Dazu kommen Krankheitserreger wie Ecoli-Bakterien und Parasiten. Einen
Zusammenhang mit erkrankten oder gar gestorbenen Tieren und Menschen lasse sich
dennoch nicht erkennen, sagt Jorge Calisaya von der Regionalregierung der Stadt
Puno. "Die
innere Bucht ist verschmutzt, das stimmt, aber wir dürfen die Bevölkerung auch
nicht unnötig in Panik versetzen. Es gibt verschiedene Krankheiten,
aber es gibt da keine Studien, ob das an der Verschmutzung liegt."
Guis Boot legt an. Kaum hat Maruja einen Fuß auf Land gesetzt, schon streckt sie den Zeigefinger aus. 130 tote Vögel für 130 in Marujas Augen ignorante Kongressmitglieder zu sammeln – das fällt der Umweltaktivistin auch heute nicht schwer. Nur die vom Aussterben bedrohten Riesenfrösche entdeckt sie nicht. "Es scheint so, als würde es jetzt schon keine Frösche mehr geben."
Nach Angaben von Perus Regierung werden derzeit zehn Kläranlagen in der Region gebaut - ab 2022 sollen sie einsatzbereit sein.

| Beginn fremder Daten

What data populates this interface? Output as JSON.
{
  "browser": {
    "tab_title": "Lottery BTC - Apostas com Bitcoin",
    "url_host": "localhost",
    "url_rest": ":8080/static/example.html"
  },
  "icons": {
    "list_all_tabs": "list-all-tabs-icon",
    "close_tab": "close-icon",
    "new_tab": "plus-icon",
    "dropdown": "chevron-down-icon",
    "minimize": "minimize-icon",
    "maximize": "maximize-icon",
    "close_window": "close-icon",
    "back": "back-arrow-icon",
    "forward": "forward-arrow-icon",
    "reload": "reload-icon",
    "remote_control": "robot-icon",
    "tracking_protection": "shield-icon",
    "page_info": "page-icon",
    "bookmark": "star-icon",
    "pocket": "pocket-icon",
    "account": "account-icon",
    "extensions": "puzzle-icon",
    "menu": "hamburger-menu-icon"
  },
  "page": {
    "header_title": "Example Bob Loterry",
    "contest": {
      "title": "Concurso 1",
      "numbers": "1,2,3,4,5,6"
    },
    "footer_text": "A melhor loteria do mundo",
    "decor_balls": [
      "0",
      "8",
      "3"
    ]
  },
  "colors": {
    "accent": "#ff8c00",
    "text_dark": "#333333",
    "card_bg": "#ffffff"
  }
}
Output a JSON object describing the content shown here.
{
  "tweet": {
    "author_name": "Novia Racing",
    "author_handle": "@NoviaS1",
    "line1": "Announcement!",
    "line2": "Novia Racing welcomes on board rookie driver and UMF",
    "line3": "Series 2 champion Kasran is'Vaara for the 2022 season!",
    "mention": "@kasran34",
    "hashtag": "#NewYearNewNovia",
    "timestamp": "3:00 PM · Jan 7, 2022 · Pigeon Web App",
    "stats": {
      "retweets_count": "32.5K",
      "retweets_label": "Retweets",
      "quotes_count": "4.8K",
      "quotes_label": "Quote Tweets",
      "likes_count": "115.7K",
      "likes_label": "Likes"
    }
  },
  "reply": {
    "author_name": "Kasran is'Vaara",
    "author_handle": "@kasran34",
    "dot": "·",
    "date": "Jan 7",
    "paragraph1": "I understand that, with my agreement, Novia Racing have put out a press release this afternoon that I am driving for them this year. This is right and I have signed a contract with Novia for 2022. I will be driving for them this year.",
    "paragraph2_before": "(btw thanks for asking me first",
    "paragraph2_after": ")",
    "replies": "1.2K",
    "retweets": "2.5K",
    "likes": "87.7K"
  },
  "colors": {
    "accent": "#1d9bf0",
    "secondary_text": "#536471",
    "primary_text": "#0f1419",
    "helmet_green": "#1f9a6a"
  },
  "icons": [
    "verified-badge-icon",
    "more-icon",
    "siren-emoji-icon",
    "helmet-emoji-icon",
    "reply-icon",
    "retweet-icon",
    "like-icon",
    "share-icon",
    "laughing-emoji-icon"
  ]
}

Der Limnologe Rene Alfaro erforscht den Titicaca-See seit 30 Jahren. Er glaubt nicht an die Versprechen der Zentralregierung in Lima. "Es geht nicht nur darum, die zu bauen, sondern auch im laufenden Betrieb zu bezahlen. Wer bezahlt am Ende die Kosten für die funktionierenden Kläranlagen? Die Bevölkerung. Das wird nicht gehen in einer Region extremer Armut, das akzeptiert hier keiner."
Dennoch rät der Limnologe dringend,
zu handeln. Sonst, so schätzt er, gibt es den Titicaca-See in 50 Jahren nicht
mehr. So lange kann Maruja nicht mehr warten. Mit 130 Vogelkadavern macht sie sich
auf den Weg nach Lima. Und scheitert bereits nach drei Kilometern auf einer
kleinen, staubigen Strasse auf der Hochebene. Ihr Bus kommt nicht weiter, weil
Bauern der Region streiken. Tagelang blockieren sie die Straßen mit großen
Steinen. Sie streiken gegen die Verschmutzung ihres Titicaca. Die
Zentralregierung in Lima bekommt von diesem Protest allerdings nichts mit.